E nada disso era preciso.
Não fora a invenção do controle das pessoas pelo
"ungido"; fosse a igreja, de fato e verdadeiramente, uma comunidade
de libertação e liberdade; fosse a comunidade de crença uma comunidade
pedagógica, de autonomização das pessoas; se fosse, mesmo, de verdade, um lugar
de gente livre - e não é nada disso, então não se precisaria temer a leitura
crítica, porque isso nada diria do modo de ser das lideranças evangélicas. Mas,
como os pecados políticos dos sacerdotes da Bíblia se repete nos "homens
de Deus" de hoje, quando você lê e desarma o jogo bíblico, você
automaticamente lê e desarma o jogo político das comunidades...
Não era preciso.
A culpa não é da leitura crítica. Conheci e fui
aluno de um pastor cuja leitura crítica da Bíblia não era problema, não é
verdade, Elinaldo Pita? A crítica, desconstrutiva da tradição nasceu lá, na aula
de filosofia, a convite dele.
Eu só cansei. Não vale a pena. Foi um golpe de
sorte aquele encontro. Mas é raro, e não vou me desgastar, não mesmo, que
estudar a Bíblia com seriedade demanda tempo e energia, energia que não vou
gastar com enfrentamentos inúteis em comunidades presas pelo dogma e pela
política pastoral.
Não vale a pena.
Mas insisto: todo pastor que demoniza a leitura
crítica da Bíblia tem, no fundo, é medo de ela revelar a consistência de seu
domínio bíblico, de revelar o fato de que ali, dizendo tratar-se de Bíblia, se
prega tradição mal e mal manejada, enganação, retórica, negligência...

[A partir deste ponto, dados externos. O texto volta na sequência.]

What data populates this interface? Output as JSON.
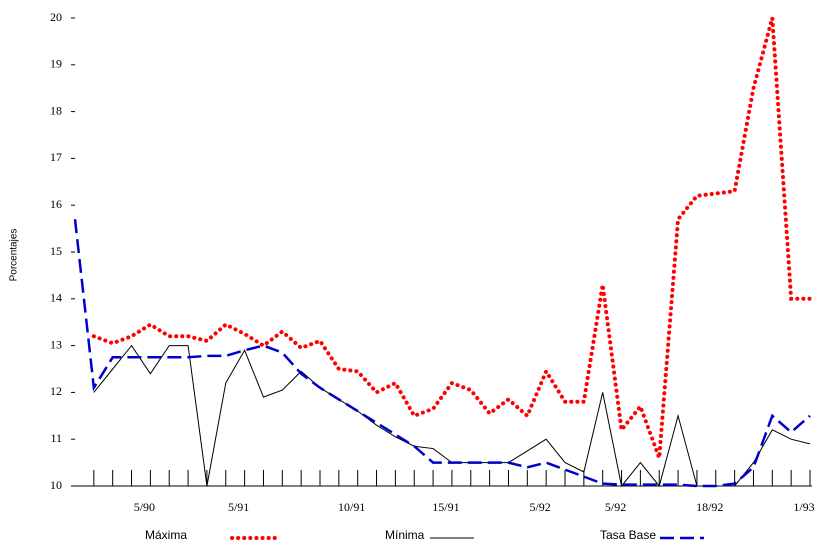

Repito: a culpa não é da leitura crítica.
A culpa é da qualidade pastoral, cada vez pior, que,
não podendo suportar a leitura do próprio livro sagrado, inventa para ele uma
leitura cada vez mais acomodada aos jogos sacerdotais, de massa, de catarse...

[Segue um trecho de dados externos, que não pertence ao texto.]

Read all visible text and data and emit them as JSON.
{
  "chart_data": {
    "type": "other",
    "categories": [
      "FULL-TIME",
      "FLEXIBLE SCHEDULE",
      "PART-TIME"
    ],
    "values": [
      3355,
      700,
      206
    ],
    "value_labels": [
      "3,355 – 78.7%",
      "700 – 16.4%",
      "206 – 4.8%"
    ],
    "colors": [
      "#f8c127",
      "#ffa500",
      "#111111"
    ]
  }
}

Resistirei. Esperarei. Se os dias maus passarem,
passaram. Se não passarem, não terei deixado o vento mau desses dias lamber a
minha face... Não, não vou deixar.
E, enquanto resisto, estudo. É, no fundo, uma
espécie de monasticismo meu, de refúgio no deserto - monastério da resistência...
Eu, monge.
Texto “emprestado” do Professor Osvaldo Luiz
Ribeiro...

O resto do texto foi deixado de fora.